北口榛花 新フォーム馴染みまだまだ5位「不完全燃焼!これからが楽しみになる試合できた」
「陸上・セイコーゴールデングランプリ東京」(17日、MUFG国立)
女子やり投げが行われ、24年パリ五輪金メダルの北口榛花(JAL)は、60メートル36で5位だった。

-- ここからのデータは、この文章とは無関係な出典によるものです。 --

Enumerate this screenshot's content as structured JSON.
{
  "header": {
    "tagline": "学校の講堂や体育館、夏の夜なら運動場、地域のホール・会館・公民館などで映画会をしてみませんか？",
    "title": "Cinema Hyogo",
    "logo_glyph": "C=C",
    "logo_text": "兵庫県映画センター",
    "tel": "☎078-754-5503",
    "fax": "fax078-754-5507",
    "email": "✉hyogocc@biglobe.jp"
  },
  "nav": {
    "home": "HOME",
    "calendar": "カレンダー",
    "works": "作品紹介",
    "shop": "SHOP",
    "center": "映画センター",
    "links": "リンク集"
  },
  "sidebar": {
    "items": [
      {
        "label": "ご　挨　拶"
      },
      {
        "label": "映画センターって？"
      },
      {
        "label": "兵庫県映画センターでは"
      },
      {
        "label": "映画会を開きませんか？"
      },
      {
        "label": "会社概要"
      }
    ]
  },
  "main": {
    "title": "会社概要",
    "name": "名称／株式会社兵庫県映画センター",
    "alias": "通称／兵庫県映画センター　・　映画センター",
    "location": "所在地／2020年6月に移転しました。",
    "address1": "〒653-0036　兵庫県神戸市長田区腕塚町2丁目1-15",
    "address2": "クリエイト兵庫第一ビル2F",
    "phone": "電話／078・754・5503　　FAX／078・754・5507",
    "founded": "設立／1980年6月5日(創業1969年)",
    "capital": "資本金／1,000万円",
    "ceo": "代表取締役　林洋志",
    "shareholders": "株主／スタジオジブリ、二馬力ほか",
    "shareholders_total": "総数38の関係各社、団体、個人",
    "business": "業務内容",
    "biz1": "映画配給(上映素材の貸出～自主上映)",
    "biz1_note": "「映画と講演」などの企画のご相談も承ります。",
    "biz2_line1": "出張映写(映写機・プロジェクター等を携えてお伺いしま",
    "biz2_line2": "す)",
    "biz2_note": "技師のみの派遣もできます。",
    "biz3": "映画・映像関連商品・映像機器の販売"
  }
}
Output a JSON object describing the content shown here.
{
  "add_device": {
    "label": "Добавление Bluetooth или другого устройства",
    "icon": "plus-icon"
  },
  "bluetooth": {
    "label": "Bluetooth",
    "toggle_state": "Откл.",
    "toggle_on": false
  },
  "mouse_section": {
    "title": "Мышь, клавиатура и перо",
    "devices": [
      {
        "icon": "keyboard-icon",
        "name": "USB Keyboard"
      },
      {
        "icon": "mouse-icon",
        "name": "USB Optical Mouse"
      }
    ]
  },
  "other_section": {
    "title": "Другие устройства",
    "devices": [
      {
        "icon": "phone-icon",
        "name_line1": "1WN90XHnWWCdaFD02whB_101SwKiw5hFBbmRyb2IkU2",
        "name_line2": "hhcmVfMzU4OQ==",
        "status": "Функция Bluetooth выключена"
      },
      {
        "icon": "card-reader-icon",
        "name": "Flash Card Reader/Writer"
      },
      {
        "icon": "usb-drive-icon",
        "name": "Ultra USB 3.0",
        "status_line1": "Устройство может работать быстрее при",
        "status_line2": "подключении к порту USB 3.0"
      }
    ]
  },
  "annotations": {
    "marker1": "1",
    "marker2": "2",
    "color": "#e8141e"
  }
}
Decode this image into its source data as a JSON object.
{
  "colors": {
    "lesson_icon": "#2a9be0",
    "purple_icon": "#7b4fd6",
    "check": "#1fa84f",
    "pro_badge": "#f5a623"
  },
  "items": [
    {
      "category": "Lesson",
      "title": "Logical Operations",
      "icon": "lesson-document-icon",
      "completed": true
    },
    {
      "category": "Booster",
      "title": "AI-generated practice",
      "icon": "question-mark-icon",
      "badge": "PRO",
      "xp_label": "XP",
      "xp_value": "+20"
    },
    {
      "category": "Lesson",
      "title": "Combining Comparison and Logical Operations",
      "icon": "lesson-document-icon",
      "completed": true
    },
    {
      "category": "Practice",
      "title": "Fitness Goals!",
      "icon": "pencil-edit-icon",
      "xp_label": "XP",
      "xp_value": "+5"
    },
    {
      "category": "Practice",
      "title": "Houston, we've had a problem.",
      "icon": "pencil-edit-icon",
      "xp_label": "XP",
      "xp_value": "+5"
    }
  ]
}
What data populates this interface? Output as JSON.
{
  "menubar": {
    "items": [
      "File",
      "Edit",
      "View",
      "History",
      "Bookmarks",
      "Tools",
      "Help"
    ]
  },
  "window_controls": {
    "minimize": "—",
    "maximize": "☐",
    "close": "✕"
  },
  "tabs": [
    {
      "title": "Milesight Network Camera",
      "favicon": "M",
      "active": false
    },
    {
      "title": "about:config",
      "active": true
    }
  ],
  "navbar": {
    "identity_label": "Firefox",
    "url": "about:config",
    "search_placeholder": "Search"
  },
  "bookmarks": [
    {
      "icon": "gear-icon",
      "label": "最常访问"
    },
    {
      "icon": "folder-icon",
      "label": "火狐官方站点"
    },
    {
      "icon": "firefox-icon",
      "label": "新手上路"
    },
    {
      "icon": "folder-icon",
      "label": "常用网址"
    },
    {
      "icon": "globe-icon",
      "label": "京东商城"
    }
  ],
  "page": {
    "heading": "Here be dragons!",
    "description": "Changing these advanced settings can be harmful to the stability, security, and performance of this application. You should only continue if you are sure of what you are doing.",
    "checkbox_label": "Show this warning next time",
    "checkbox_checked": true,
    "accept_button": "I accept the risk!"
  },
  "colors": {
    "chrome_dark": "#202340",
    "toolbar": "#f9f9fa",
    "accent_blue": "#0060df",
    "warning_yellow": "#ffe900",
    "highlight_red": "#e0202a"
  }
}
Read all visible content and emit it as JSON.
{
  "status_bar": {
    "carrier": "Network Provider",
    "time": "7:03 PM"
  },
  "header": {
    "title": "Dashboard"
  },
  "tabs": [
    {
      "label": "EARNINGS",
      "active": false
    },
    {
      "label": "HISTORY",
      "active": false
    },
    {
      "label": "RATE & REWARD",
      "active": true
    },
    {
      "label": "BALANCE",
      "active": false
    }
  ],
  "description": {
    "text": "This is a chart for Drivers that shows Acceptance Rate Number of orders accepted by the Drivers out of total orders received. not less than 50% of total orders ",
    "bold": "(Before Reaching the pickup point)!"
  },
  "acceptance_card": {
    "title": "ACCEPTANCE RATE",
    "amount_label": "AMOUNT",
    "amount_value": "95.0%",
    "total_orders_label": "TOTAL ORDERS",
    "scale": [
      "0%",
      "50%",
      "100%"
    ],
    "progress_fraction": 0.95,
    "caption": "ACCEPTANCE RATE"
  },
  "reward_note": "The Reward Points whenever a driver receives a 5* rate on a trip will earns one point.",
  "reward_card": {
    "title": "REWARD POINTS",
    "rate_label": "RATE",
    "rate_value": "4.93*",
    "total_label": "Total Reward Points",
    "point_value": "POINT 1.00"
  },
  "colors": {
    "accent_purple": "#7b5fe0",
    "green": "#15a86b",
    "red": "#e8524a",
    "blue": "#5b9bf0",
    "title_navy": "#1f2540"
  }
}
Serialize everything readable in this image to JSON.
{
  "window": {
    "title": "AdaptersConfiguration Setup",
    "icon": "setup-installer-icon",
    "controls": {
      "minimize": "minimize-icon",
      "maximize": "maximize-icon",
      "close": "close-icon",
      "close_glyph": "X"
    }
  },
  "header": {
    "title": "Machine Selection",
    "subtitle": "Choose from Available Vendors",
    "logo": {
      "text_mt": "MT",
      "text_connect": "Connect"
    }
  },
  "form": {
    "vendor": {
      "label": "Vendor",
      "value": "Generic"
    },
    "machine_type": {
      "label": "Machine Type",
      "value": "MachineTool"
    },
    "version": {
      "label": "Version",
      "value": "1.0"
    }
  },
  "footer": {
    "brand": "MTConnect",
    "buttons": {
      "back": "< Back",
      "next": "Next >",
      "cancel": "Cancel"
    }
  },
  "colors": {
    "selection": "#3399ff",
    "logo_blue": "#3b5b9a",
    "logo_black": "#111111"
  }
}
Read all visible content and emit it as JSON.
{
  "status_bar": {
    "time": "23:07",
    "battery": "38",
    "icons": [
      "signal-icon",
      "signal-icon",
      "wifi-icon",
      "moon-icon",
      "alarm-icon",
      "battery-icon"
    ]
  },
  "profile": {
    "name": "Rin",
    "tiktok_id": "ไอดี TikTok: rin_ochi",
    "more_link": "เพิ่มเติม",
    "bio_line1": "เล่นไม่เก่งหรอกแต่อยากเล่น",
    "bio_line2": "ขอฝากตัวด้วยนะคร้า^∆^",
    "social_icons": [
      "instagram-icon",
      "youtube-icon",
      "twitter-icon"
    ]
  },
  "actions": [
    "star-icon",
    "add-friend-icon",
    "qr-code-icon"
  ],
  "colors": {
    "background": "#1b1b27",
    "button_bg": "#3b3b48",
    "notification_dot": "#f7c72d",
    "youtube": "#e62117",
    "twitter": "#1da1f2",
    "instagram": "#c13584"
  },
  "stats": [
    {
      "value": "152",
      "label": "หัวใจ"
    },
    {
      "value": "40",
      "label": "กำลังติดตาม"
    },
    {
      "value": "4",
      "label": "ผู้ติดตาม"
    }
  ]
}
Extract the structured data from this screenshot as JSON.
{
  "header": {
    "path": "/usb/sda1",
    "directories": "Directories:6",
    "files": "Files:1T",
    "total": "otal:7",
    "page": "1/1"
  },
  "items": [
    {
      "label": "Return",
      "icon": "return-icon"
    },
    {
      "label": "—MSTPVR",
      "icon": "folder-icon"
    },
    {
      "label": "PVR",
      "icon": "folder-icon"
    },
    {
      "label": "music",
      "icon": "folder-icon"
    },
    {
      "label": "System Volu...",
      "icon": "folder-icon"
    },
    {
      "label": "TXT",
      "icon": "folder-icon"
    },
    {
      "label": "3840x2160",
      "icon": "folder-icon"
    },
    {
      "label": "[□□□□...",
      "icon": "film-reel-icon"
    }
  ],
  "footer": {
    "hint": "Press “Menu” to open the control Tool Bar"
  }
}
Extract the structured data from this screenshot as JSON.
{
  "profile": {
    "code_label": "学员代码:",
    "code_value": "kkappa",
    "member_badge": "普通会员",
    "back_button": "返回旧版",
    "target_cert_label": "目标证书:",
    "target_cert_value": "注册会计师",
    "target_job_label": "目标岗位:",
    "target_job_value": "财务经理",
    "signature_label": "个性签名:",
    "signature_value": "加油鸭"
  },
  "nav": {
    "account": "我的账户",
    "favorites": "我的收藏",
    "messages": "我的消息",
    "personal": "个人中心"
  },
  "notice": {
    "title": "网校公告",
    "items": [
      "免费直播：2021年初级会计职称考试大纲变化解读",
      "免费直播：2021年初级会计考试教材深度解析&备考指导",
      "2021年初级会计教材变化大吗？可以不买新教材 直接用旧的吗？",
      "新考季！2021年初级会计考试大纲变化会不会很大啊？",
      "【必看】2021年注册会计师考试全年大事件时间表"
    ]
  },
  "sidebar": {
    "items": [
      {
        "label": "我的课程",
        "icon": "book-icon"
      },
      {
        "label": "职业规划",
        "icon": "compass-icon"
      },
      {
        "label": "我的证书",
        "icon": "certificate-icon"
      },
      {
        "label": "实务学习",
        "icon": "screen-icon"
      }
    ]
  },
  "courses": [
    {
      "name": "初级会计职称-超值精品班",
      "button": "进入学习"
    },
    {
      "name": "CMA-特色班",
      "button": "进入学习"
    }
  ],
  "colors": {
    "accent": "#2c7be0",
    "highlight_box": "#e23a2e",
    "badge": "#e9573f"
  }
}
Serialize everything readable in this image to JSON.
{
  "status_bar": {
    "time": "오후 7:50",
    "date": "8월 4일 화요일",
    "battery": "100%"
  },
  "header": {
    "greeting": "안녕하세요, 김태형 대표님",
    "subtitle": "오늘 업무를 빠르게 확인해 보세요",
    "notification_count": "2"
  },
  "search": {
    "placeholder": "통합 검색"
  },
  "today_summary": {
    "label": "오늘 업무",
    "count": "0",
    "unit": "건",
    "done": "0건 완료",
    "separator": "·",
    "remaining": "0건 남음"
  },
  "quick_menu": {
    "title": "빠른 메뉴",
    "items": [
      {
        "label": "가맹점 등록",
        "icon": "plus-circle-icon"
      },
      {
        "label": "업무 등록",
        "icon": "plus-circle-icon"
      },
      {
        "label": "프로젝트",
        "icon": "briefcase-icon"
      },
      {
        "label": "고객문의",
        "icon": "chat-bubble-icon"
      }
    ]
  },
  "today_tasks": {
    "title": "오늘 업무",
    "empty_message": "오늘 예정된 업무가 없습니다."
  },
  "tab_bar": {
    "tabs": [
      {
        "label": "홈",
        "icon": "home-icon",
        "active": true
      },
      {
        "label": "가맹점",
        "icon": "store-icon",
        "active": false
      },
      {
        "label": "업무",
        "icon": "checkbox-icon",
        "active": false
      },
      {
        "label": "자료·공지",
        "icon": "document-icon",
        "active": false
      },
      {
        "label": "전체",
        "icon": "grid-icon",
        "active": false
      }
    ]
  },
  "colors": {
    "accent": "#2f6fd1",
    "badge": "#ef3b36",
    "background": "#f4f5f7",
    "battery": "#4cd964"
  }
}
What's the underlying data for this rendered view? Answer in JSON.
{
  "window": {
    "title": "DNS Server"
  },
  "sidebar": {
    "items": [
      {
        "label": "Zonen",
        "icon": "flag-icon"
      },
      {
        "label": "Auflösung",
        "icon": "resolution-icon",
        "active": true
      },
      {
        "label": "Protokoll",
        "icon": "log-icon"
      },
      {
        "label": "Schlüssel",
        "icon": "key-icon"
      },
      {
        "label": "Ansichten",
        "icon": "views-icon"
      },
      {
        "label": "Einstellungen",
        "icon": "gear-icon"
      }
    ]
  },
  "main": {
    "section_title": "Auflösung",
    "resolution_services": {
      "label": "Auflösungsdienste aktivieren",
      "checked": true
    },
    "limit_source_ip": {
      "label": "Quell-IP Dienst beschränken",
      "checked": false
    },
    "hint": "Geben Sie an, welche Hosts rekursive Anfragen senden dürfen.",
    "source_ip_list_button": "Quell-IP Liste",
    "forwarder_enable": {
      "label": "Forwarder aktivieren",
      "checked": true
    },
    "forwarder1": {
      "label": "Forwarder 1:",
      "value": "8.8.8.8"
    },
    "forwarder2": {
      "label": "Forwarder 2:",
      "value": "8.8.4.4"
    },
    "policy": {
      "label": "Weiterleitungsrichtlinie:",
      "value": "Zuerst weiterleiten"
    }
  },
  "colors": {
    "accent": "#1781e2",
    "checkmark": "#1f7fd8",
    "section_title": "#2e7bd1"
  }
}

2月から五輪3度優勝のヤン・ゼレズニー氏に師事し、投てきのフォームを細かく変更して迎えた今季初戦。まだまだなじんでおらず、5本の投てきで60メートルを超えたのは1度にとどまった。「いやー(笑)こんなに思うようにいかないのは久しぶり。不完全燃焼!」と豪快に笑いつつ、「これでこんなに飛ぶなら(練習を積めば)もっと飛ぶ。これからが楽しみになる試合ができた」と前を向いた。
フォームは大きく3点変更。助走開始を直立から始め、助走路の真ん中を走り、やりの引き方を下に降ろさない方法に変えた。昨季までは一度やりを下に下ろしてから投てきモーションに入っていたが、ヤン新コーチに見せた際に「これは来世。もっと早く出会ってやろう」と封印されたという。北口は「やりを下ろして引くのはヤンが元祖なので。その方に違うと言われました」とがははと笑って明かした。
国立競技場で開催された25年世界選手権は、右肘痛の影響で14位にとどまったが、現在は痛みはなく順調に練習に打ち込めている。今後はダイヤモンド・リーグ中国大会に出場し、日本選手権(6月、愛知)に照準を合わせていく。
今大会は結果こそ伴わなかったが、フォーム変更は27年世界選手権や、連覇のかかる28年ロサンゼルス五輪を見据えたものだ。北口は「将来的には70メートルを投げたいと思っている」とさらなる飛躍を誓った。
優勝は61メートル57でリーマ・オタバー(バーレーン)。日本勢最上位は上田百寧(ゼンリン)で、61メートル40を投げて2位だった。